In der Serie „Mein Schreibtisch“ stellen uns Autorinnen und Autoren ihre Arbeitsplätze vor. Diesmal zeigt der Gewinner des „Lieblingsbuch der Unabhängigen“, Ewald Arenz, seinen Schreibtisch.

Eigentlich sollte ich an meinem Schreibtisch über meinen Schreibtisch schreiben, aber von meinem Schreibtisch aus sehe ich vor allem mein Jugendstilsofa. Das erste, mühsam durch einen Aushilfsjob bei einem Restaurator zusammengesparte Möbelstück. Selbst hergerichtet; die Holzteile von Hand mit Schellack poliert und nach drei Kindern und mehreren Katzen mittlerweile zum dritten Mal neu gepolstert und bezogen. Es passt besser in mein Arbeitszimmer als mein Schreibtisch. Abgesehen davon ist es auch bequemer.

Es sind sonst eher Möbel der Fünfzigerjahre, die diesen Raum dominieren. In meinem Rücken habe ich die zweiflügelige Glastür auf die kleine Veranda, über die es in den ziemlich verwilderten Garten geht. Sie ist deshalb in meinem Rücken, damit ich mich selbst nicht zu sehr ablenken lasse. Im Garten ist immer etwas zu tun und wenn ich gerade in einer schwierigen Szene stecke und nicht weiterweiß, stehe ich auf, sehe mal eben nach den Obstbäumen oder den Frühbeeten oder hole im Winter Holz, denn mein Haus lässt sich nur mit einem Schürofen heizen. Wenn ich aber die ganze Zeit in den Garten sehen könnte … na, dann wäre ich zu wenig am Schreibtisch.

(Foto: Laura Karrlein)

Er passt im Grunde längst nicht mehr in mein Arbeitszimmer, aber bis jetzt habe ich noch keinen neuen gefunden. Mein Schreibtisch ist eigentlich ein Esstisch in einfachem Bauernbarock; geschwungene Beine; etwas grob aus schlichtem Fichtenholz und mit einer Platte versehen, die ich selbst gefräst und lackiert habe. Die ursprüngliche Platte – aus ungeschickt zusammengeleimten, astigen Kiefernbrettern – ist schon vor vielen Jahren in den Kamin gewandert.

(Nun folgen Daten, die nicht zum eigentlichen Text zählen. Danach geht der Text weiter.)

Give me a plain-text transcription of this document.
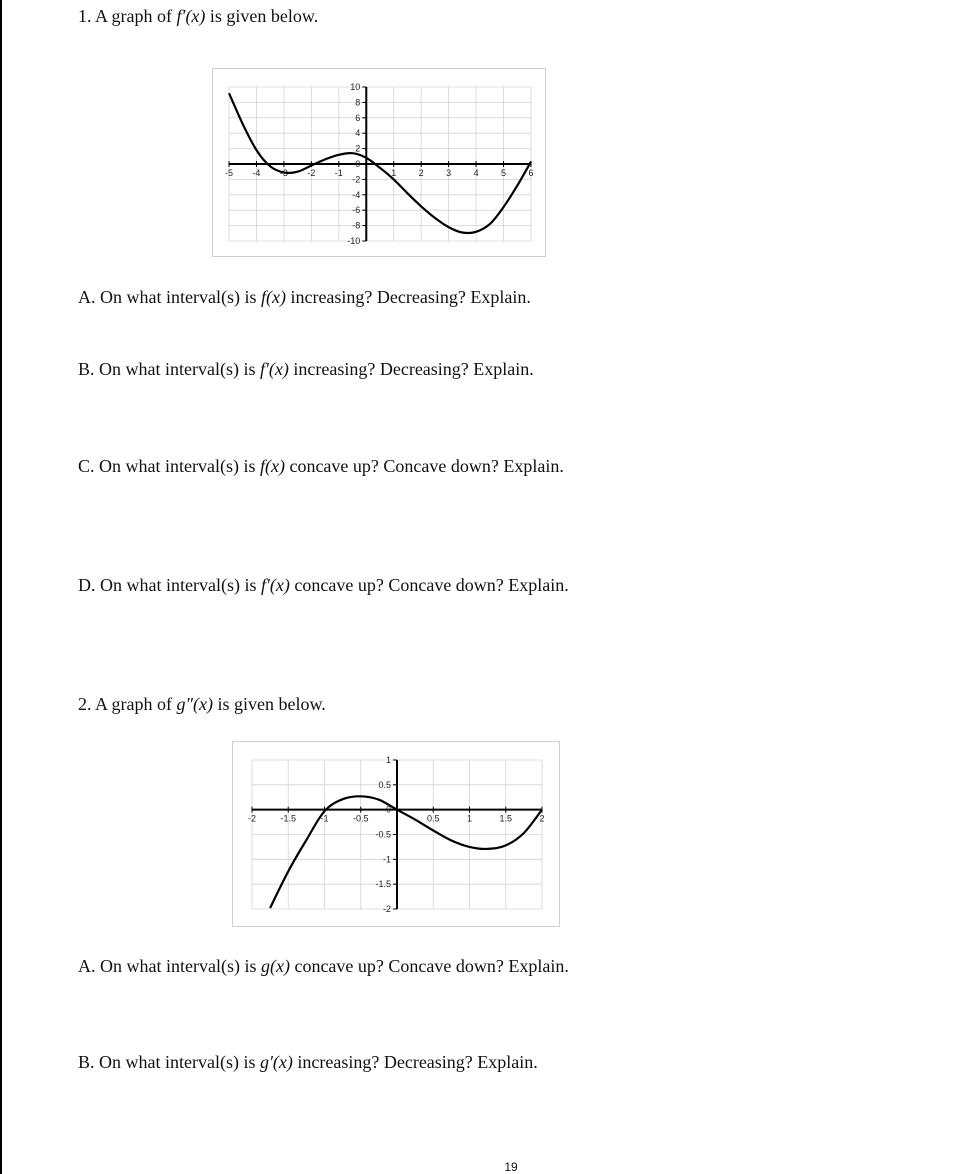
1. A graph of f′(x) is given below.
-5 -4 -3 -2 -1	1 2 3 4 5 6
10
8
6
4
2
0
-2
-4
-6
-8
-10
A. On what interval(s) is f(x) increasing? Decreasing? Explain.
B. On what interval(s) is f′(x) increasing? Decreasing? Explain.
C. On what interval(s) is f(x) concave up? Concave down? Explain.
D. On what interval(s) is f′(x) concave up? Concave down? Explain.
2. A graph of g″(x) is given below.
-2	-1.5	-1	-0.5	0.5	1	1.5	2
1
0.5
0
-0.5
-1
-1.5
-2
A. On what interval(s) is g(x) concave up? Concave down? Explain.
B. On what interval(s) is g′(x) increasing? Decreasing? Explain.
19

Mein gegenwärtiger Schreibtisch ist eigentlich ein Behelf. Ein Ersatz für den riesigen Eichenschreibtisch aus dem Jahr 1910, der auch so gar nicht mehr passen wollte. Eine von diesen provisorischen Lösungen, die über die Jahre still und heimlich Dauerhaftigkeit ansammeln. Dennoch sind an diesem zusammen­gestückten Tisch mittlerweile fünf Bücher und drei Musicals entstanden.

Am liebsten und am besten schreibe ich vormittags. Von acht bis eins. Das ist dann aber auch so ziemlich das Einzige, was mich mit Thomas Mann verbindet. Mich hat es selten gestört, wenn meine Kinder während des Schreibens in den Raum kamen oder die Katze durch die offene Verandatür nach Sahne verlangt. Im Gegenteil. Ich mag es ganz gern, ein wenig von allen Geräuschen mitzubekommen. Im Frühjahr höre ich durch die offene Verandatür entfernt die Landmaschinen, aber auch das Summen der Bienen und das Rufen des Kuckucks vom Waldrand. Wenn der Wind von Westen kommt, trägt er das leise Rauschen der Züge und mittags die Glocken aus dem Nachbardorf ins Arbeitszimmer.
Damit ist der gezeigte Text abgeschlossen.